Replies from: james-leeming↑ comment by james leeming (james-leeming) · 2022-05-06T11:00:23.147Z · LW(p) · GW(p)
The medieval lord doesn't get to see New York. He's asking about things he knows well: troops, castles, woodland, farmland. Towns and cities are small and less significant remember? All societies are agrarian! He doesn't get to see what we want to show him, he's asking us questions and we're answering and wishing we could say 'yes but you should be asking about our arsenal of nuclear submarines that fire 12 missiles each with 8 warheads that can incinerate an entire army anywhere in the world within 30 minutes'
We're looking at stars, the things we know well.
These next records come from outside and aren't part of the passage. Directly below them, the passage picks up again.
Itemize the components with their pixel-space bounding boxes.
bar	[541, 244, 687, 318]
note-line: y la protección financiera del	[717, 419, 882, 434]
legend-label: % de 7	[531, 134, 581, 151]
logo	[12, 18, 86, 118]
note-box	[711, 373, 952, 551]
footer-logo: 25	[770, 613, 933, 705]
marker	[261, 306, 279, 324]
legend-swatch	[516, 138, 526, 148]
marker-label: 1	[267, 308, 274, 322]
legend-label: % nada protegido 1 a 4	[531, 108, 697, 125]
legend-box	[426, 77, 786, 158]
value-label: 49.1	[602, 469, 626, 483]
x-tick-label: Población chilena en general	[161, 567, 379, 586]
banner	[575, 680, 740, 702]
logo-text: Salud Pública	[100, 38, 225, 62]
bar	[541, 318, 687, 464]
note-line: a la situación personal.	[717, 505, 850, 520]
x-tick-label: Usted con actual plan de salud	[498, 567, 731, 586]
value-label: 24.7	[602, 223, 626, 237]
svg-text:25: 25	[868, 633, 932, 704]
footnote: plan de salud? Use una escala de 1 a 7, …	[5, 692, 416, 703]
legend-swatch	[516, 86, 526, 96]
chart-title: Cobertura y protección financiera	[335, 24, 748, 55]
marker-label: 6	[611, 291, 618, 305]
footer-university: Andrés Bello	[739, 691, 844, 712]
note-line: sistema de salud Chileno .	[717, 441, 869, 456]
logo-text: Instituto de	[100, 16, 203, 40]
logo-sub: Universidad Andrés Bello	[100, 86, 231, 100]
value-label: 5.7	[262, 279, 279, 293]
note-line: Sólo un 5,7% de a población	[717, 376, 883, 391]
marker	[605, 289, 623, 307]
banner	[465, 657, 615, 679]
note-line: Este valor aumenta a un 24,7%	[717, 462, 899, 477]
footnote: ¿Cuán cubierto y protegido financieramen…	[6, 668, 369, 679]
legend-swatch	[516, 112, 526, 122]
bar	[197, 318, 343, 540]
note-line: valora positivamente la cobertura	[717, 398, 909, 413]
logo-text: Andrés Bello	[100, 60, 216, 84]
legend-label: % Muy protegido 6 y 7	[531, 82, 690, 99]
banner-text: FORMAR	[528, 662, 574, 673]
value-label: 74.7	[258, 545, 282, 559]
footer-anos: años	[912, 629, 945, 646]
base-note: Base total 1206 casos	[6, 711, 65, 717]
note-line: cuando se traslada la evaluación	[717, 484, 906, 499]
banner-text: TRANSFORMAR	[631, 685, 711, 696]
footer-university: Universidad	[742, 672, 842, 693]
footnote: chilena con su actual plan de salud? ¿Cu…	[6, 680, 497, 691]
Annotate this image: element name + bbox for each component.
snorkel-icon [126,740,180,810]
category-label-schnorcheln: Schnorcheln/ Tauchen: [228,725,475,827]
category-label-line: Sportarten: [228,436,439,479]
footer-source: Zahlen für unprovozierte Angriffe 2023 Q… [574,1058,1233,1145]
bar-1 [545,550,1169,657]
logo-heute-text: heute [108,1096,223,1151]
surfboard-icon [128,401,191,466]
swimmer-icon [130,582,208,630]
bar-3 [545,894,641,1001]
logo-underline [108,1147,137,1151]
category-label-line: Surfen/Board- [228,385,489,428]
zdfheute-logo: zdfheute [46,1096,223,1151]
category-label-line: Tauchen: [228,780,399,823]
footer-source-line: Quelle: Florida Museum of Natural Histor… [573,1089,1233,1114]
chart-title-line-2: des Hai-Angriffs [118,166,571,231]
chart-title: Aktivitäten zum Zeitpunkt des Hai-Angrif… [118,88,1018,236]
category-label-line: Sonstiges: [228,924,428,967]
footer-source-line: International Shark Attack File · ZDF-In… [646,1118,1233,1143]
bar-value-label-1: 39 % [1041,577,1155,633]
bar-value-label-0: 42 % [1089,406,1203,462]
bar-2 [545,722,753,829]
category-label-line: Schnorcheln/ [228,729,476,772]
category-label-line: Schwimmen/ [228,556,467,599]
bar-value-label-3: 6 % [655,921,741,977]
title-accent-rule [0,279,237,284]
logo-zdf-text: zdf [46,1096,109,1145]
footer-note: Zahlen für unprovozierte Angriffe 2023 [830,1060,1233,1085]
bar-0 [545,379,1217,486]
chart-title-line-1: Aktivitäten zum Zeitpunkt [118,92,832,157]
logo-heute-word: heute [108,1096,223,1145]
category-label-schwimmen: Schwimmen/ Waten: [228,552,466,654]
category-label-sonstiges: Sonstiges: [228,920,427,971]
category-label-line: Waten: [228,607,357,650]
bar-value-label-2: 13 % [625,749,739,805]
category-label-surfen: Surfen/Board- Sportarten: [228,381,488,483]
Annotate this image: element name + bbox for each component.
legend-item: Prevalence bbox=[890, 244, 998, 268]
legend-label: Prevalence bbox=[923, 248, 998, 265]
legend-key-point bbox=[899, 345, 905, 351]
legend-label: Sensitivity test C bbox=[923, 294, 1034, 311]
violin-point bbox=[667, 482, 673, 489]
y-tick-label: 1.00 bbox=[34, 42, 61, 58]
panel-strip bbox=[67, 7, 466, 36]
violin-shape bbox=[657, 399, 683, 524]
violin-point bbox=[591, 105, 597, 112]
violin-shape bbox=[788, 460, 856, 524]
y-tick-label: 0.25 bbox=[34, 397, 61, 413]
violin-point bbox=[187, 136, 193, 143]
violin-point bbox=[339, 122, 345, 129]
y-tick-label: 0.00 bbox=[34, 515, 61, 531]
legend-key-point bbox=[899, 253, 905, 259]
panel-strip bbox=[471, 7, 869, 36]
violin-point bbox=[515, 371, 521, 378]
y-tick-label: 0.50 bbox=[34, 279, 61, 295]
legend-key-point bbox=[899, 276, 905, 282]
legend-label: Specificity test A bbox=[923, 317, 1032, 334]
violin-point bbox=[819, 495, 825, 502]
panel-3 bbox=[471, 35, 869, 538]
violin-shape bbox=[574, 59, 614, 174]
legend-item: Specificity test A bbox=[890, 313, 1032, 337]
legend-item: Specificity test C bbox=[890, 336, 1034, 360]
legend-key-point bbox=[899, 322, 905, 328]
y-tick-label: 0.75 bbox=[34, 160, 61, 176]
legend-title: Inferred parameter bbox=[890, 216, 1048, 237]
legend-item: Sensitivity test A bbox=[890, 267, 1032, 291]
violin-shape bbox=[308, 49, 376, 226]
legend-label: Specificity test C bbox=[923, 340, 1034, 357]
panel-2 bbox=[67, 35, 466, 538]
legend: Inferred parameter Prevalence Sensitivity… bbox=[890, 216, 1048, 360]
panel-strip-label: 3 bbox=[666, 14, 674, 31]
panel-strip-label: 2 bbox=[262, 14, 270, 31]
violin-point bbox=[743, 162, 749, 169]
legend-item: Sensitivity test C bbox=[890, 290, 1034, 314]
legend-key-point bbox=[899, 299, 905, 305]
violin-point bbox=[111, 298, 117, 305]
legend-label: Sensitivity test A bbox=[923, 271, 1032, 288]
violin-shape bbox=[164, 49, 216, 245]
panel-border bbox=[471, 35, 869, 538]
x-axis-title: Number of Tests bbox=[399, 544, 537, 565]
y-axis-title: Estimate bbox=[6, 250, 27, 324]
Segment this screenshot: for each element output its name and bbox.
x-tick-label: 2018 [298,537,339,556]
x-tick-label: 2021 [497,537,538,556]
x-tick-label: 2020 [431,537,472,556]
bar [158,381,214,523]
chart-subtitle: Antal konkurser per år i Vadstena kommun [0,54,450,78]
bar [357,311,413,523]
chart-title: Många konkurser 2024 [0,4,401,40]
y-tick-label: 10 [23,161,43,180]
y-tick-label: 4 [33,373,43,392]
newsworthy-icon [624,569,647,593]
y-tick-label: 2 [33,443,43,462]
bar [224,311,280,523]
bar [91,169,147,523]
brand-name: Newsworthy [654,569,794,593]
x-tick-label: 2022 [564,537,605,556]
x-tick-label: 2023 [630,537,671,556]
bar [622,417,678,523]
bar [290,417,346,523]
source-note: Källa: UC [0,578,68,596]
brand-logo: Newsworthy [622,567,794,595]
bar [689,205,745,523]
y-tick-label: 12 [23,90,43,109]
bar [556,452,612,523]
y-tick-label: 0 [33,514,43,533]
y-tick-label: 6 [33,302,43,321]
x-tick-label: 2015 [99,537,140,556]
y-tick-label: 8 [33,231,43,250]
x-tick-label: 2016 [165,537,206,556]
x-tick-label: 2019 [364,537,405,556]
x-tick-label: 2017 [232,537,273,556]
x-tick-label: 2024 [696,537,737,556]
Stars, black holes, planets and dust are 5% of the universe. The entire visible universe is not huge nor does it have much energy, it is dwarfed by the dark stuff we don't understand.
The entire universe is being torn apart by two mysterious forces that we cannot identify! We are staring at something enormously powerful. If we can't identify life in the 5% we understand well, life is very likely in the other 95%.
↑ comment by frontier64 · 2022-05-06T19:12:58.591Z · LW(p) · GW(p)
I'm partial to this idea. People think of a dyson swarm as a pinnacle technology when it's really more of an engineering problem than a scientific problem for boring modern people. If there are highly advanced aliens out there I see it being very possible that their expansion is completely invisible to us because they're operating on a level we can't perceive.